For several years now, Reed–Solomon codes have been used by various smart card operating systems for error detection, and quite rarely for error correction, in order to secure data stored in EEPROM. The generator polynomials used are matched to the properties of EEPROM storage with regard to the occurrence of burst errors, thus yielding significantly more secure error detection than what is possible using the CRC method. For example, with an RS code using a 28 GF and two supplementary bytes in addition to the data to be protected, it is possible to detect two incorrect bytes or correct one incorrect byte. With three supplementary bytes, three incorrect bytes can be detected or one incorrect byte can be corrected, and with four supplementary bytes, four incorrect bytes can be detected or two incorrect bytes can be corrected. The size of the executable code in 8051 assembler is approximately 100 bytes, and the computation rate is approximately 10 ms/byte at 3.57 MHz. RS codes are also quite suitable for implementation in hardware.

Error correction
If it is necessary to not only detect changes in memory regions, but also to correct them if possible if they result from errors, error correction codes must be used. Since computing such codes is costly in terms of program code, using them to protect smart card memory is problematic. Furthermore, the algorithms in question are usually designed to correct only low error rates. Since EEPROM memory in smart cards is page-oriented, a whole page usually fails in the event of an error, so only methods that are capable of correcting burst errors are worth considering. Consequently, a different approach is taken for error correction. The technically simplest solution is to store the data in multiple, physically separate memory pages and use a majority-vote procedure when reading the data. Triple storage is commonly used, together with a 2-of-3 vote. A less memory-intensive variation of this method is to store the data in two locations with EDC checksum protection for each location. The occurrence of a memory error can be detected by checking the two EDC values. This also allows the memory region where the error occurred to be identified. The region with no detected error must then contain the valid data, which can be restored to the faulty region. Of course, a significant amount of extra memory is needed for these error correction methods, but for small quantities of data it is still well within acceptable limits. The main advantage is that no complicated, code-intensive algorithm is needed to evaluate the data. As an alternative to protection by multiple data storage, it is possible to use an error correction algorithm, such as the Reed–Solomon algorithm. This is particularly suitable for use with clustered errors, such as may occur in smart cards due to page failures. The algorithm occupies a few hundred bytes of memory when programmed in assembly language, and the size of theECCdata
depends primarily on probability with which errors must be detected and/or properly corrected.

Several basic remarks are in order here with regard to using error correction methods in smart cards. At first glance, it may be tempting to use these methods to correct errors that occur in the EEPROM. However, the presumed data security is bought at the price of several serious drawbacks. The required amount of memory space is enormous, and the time required to write data to memory also increases considerably, since data must be stored in multiple locations. Algorithms that can correct clustered errors on the scale at which they typically occur with page-based EEPROMs are complicated and require a large amount of memory space for the EDCs. However, there is an even more serious fundamental drawback. Even when an error correction algorithm is used, errors can in principle still be present in the corrected data, since the algorithm works properly only up to a certain number of errors. If an operating system corrects memory errors automatically, in principle it is never possible to be certain that the correction was made properly.
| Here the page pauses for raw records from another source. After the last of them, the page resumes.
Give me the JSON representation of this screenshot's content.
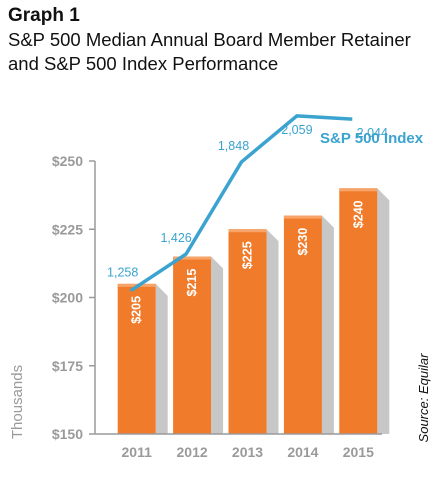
{
  "header": {
    "graph_label": "Graph 1",
    "title": "S&P 500 Median Annual Board Member Retainer and S&P 500 Index Performance"
  },
  "source": "Source: Equilar",
  "colors": {
    "bar": "#f07b2a",
    "bar_top": "#f6a46a",
    "bar_shadow": "#c7c7c7",
    "line": "#3aa3cf",
    "axis": "#9a9a9a"
  },
  "chart_data": {
    "type": "bar",
    "categories": [
      "2011",
      "2012",
      "2013",
      "2014",
      "2015"
    ],
    "ylabel": "Thousands",
    "ylim": [
      150,
      250
    ],
    "yticks": [
      150,
      175,
      200,
      225,
      250
    ],
    "ytick_labels": [
      "$150",
      "$175",
      "$200",
      "$225",
      "$250"
    ],
    "values": [
      205,
      215,
      225,
      230,
      240
    ],
    "value_labels": [
      "$205",
      "$215",
      "$225",
      "$230",
      "$240"
    ],
    "line_series": {
      "name": "S&P 500 Index",
      "values": [
        1258,
        1426,
        1848,
        2059,
        2044
      ],
      "value_labels": [
        "1,258",
        "1,426",
        "1,848",
        "2,059",
        "2,044"
      ]
    }
  }
}
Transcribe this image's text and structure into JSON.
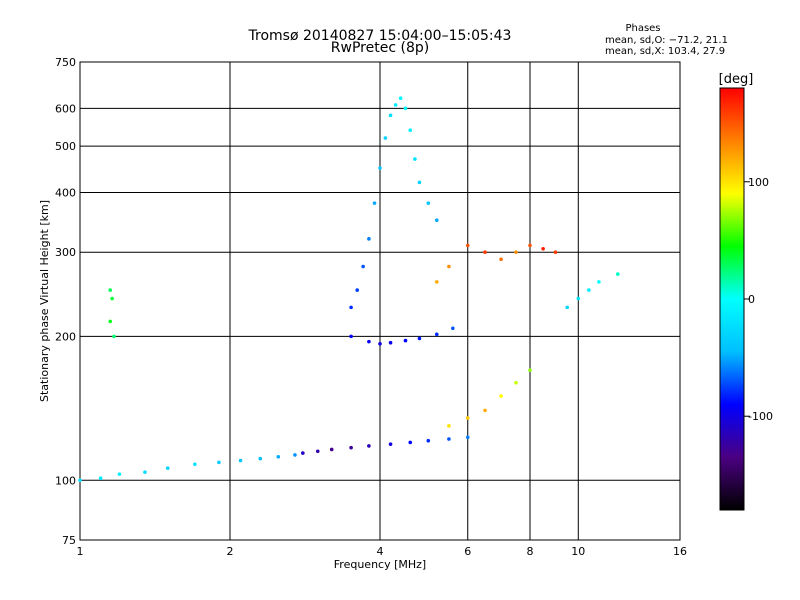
{
  "chart_data": {
    "type": "scatter",
    "title": "Tromsø 20140827 15:04:00–15:05:43",
    "subtitle": "RwPretec (8p)",
    "xlabel": "Frequency [MHz]",
    "ylabel": "Stationary phase Virtual Height [km]",
    "x_scale": "log",
    "y_scale": "log",
    "xlim": [
      1,
      16
    ],
    "ylim": [
      75,
      750
    ],
    "x_ticks": [
      1,
      2,
      4,
      6,
      8,
      10,
      16
    ],
    "y_ticks": [
      75,
      100,
      200,
      300,
      400,
      500,
      600,
      750
    ],
    "grid": true,
    "stats_header": "Phases",
    "stats_lines": [
      "mean, sd,O: −71.2, 21.1",
      "mean, sd,X: 103.4, 27.9"
    ],
    "colorbar": {
      "label": "[deg]",
      "range": [
        -180,
        180
      ],
      "ticks": [
        100,
        0,
        -100
      ],
      "colors": [
        "#000000",
        "#4b0082",
        "#0000ff",
        "#00bfff",
        "#00ffff",
        "#00ff00",
        "#ffff00",
        "#ff8000",
        "#ff0000"
      ]
    },
    "series": [
      {
        "x": [
          1.0,
          1.1,
          1.2,
          1.35,
          1.5,
          1.7,
          1.9,
          2.1,
          2.3,
          2.5,
          2.7
        ],
        "y": [
          100,
          101,
          103,
          104,
          106,
          108,
          109,
          110,
          111,
          112,
          113
        ],
        "phase": [
          -20,
          -15,
          -10,
          -25,
          -30,
          -20,
          -35,
          -40,
          -45,
          -50,
          -55
        ]
      },
      {
        "x": [
          2.8,
          3.0,
          3.2,
          3.5,
          3.8,
          4.2,
          4.6,
          5.0,
          5.5,
          6.0
        ],
        "y": [
          114,
          115,
          116,
          117,
          118,
          119,
          120,
          121,
          122,
          123
        ],
        "phase": [
          -110,
          -120,
          -130,
          -125,
          -115,
          -100,
          -90,
          -80,
          -70,
          -60
        ]
      },
      {
        "x": [
          3.5,
          3.6,
          3.7,
          3.8,
          3.9,
          4.0,
          4.1,
          4.2,
          4.3,
          4.4,
          4.5,
          4.6,
          4.7,
          4.8,
          5.0,
          5.2
        ],
        "y": [
          230,
          250,
          280,
          320,
          380,
          450,
          520,
          580,
          610,
          630,
          600,
          540,
          470,
          420,
          380,
          350
        ],
        "phase": [
          -80,
          -75,
          -70,
          -60,
          -50,
          -40,
          -30,
          -20,
          -10,
          -5,
          0,
          -10,
          -20,
          -30,
          -40,
          -50
        ]
      },
      {
        "x": [
          3.5,
          3.8,
          4.0,
          4.2,
          4.5,
          4.8,
          5.2,
          5.6
        ],
        "y": [
          200,
          195,
          193,
          194,
          196,
          198,
          202,
          208
        ],
        "phase": [
          -90,
          -95,
          -100,
          -95,
          -90,
          -85,
          -80,
          -70
        ]
      },
      {
        "x": [
          5.2,
          5.5,
          6.0,
          6.5,
          7.0,
          7.5,
          8.0,
          8.5,
          9.0
        ],
        "y": [
          260,
          280,
          310,
          300,
          290,
          300,
          310,
          305,
          300
        ],
        "phase": [
          120,
          130,
          150,
          160,
          140,
          130,
          150,
          170,
          160
        ]
      },
      {
        "x": [
          5.5,
          6.0,
          6.5,
          7.0,
          7.5,
          8.0
        ],
        "y": [
          130,
          135,
          140,
          150,
          160,
          170
        ],
        "phase": [
          100,
          110,
          120,
          90,
          80,
          70
        ]
      },
      {
        "x": [
          9.5,
          10.0,
          10.5,
          11.0,
          12.0
        ],
        "y": [
          230,
          240,
          250,
          260,
          270
        ],
        "phase": [
          -30,
          -20,
          -10,
          0,
          10
        ]
      },
      {
        "x": [
          1.15,
          1.16,
          1.15,
          1.17
        ],
        "y": [
          250,
          240,
          215,
          200
        ],
        "phase": [
          30,
          35,
          40,
          25
        ]
      }
    ]
  }
}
For example, suppose that automatic error correction is applied to the balance in an electronic purse. The system operator can never be sure of what will happen to the credited amounts in the event of an error. The balance may be corrected properly, but there is a certain probability that it will be too high or too low after the correction. In this regard, it must be remembered that smart cards are inexpensive mass-produced articles, which can simply be replaced if they are faulty. As a rule, when problems occur with data contents, a higher level system that allows human intervention must decide what to do. For example, on the first instance of an error occurring in a smart card purse, the cardholder’s balance will most likely be manually restored. However, if the error recurs repeatedly, the system operator will be much less forthcoming with regard to the cardholder, since there is a possibility that the EEPROMhas been fraudulently manipulated. This cannot be handled by an error correction code in the card; instead, the system administrator must intervene.